Take this Benfield rumour — a reporter gets spun a line about how Goldman Sachs failed to make a bid for Benfield because it couldn’t raise the cash and the shares go up 10%.
Why? Because there might be a bidding war!
Well, get a load of this phoney bidding war — one with no bids in it!
Poor old Goldmans – if they couldn’t afford to knock out Benfield when it was at 270p, how will they take it out now the leaked rumour has propelled its price higher?
Meantime everyone misses the really interesting story — that over the last few days those Buffett-like value investors at Harris Associates snuck up on the market and snapped up a 6% stake in Benfield while everybody else was selling!

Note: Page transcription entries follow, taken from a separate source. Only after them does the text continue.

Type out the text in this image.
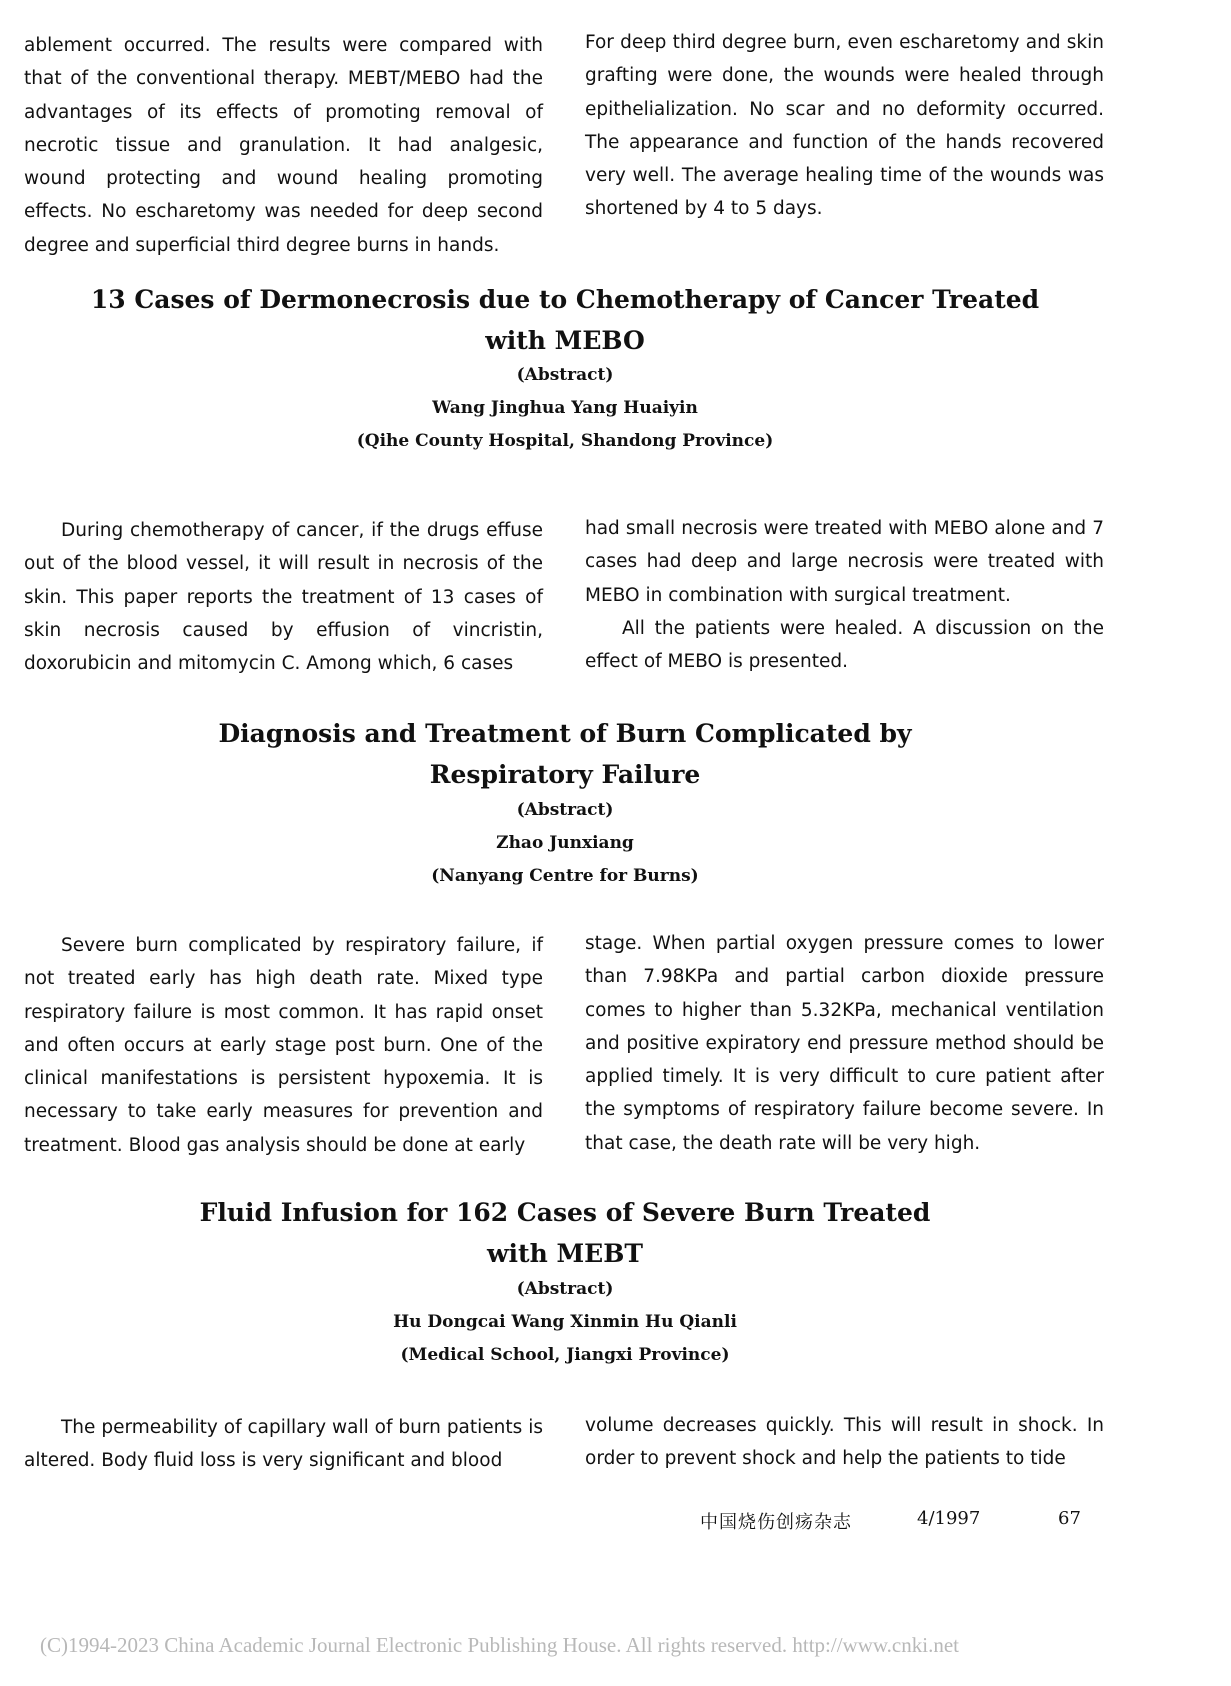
ablement occurred. The results were compared with that of the conventional therapy. MEBT/MEBO had the advantages of its effects of promoting removal of necrotic tissue and granulation. It had analgesic, wound protecting and wound healing promoting effects. No escharetomy was needed for deep second degree and superficial third degree burns in hands.

For deep third degree burn, even escharetomy and skin grafting were done, the wounds were healed through epithelialization. No scar and no deformity occurred. The appearance and function of the hands recovered very well. The average healing time of the wounds was shortened by 4 to 5 days.

13 Cases of Dermonecrosis due to Chemotherapy of Cancer Treated
with MEBO
(Abstract)
Wang Jinghua Yang Huaiyin
(Qihe County Hospital, Shandong Province)

During chemotherapy of cancer, if the drugs effuse out of the blood vessel, it will result in necrosis of the skin. This paper reports the treatment of 13 cases of skin necrosis caused by effusion of vincristin, doxorubicin and mitomycin C. Among which, 6 cases

had small necrosis were treated with MEBO alone and 7 cases had deep and large necrosis were treated with MEBO in combination with surgical treatment.

All the patients were healed. A discussion on the effect of MEBO is presented.

Diagnosis and Treatment of Burn Complicated by
Respiratory Failure
(Abstract)
Zhao Junxiang
(Nanyang Centre for Burns)

Severe burn complicated by respiratory failure, if not treated early has high death rate. Mixed type respiratory failure is most common. It has rapid onset and often occurs at early stage post burn. One of the clinical manifestations is persistent hypoxemia. It is necessary to take early measures for prevention and treatment. Blood gas analysis should be done at early

stage. When partial oxygen pressure comes to lower than 7.98KPa and partial carbon dioxide pressure comes to higher than 5.32KPa, mechanical ventilation and positive expiratory end pressure method should be applied timely. It is very difficult to cure patient after the symptoms of respiratory failure become severe. In that case, the death rate will be very high.

Fluid Infusion for 162 Cases of Severe Burn Treated
with MEBT
(Abstract)
Hu Dongcai Wang Xinmin Hu Qianli
(Medical School, Jiangxi Province)

The permeability of capillary wall of burn patients is altered. Body fluid loss is very significant and blood

volume decreases quickly. This will result in shock. In order to prevent shock and help the patients to tide

中国烧伤创疡杂志	4/1997	67
(C)1994-2023 China Academic Journal Electronic Publishing House. All rights reserved. http://www.cnki.net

What are we to make of this?
Clearly lots of people see some very deep value in Benfield at around its current share price. And why shouldn’t they? It’s a generally lean and happy ship with critical mass in key areas and is run by great people who are about as high up the food chain as you can get in this business.
The recent interim results showed the firm gaining market share — but getting caned by the dollar’s weakness. Benfield was doing pretty much everything right, but the currency market wasn’t playing ball.
Value investors like Harris Associates are smart people — they know that sooner or later everything reverts to the mean. The UK pound is riding high against the dollar — no-one really knows why — our twin deficits and levels of personal debt are just as bad, if not worse than the US — and wait till you see our fantasy island housing market…
When a run on sterling starts, the market freezes and you just can’t get rid of the wretched pieces of paper with old Elizabeth II on the back fast enough — sterling is just not much use as a reserve currency any more — the nineteenth century is long gone.
So the message should be — stop worrying and be patient (or never buy UK-quoted brokers with dollar interests unless you are ready for a bit of volatility).
There’s little value in Marsh, Aon or Willis buying Benfield — staff would just leak away over the subsequent two years and low and behold, one (or a crafty combination) of JLT Re, Cooper Gay, Lockton or BMS would probably emerge as a major beneficiary and the new fourth mega-reinsurance broker on the block.
The market just needs a fourth player and that’s that.
Of course this is probably why it hasn’t happened, and why no bidding war exists or is likely to exist.
…But if I were one of these Asian or Middle Eastern sovereign funds with a few coins spare, then we really might be cooking with gas… Temasek come on down.
See how these rumours start? They begin as ideas, nothing more or less.
Use your brain and you’ll be fine. Nothing ever changes.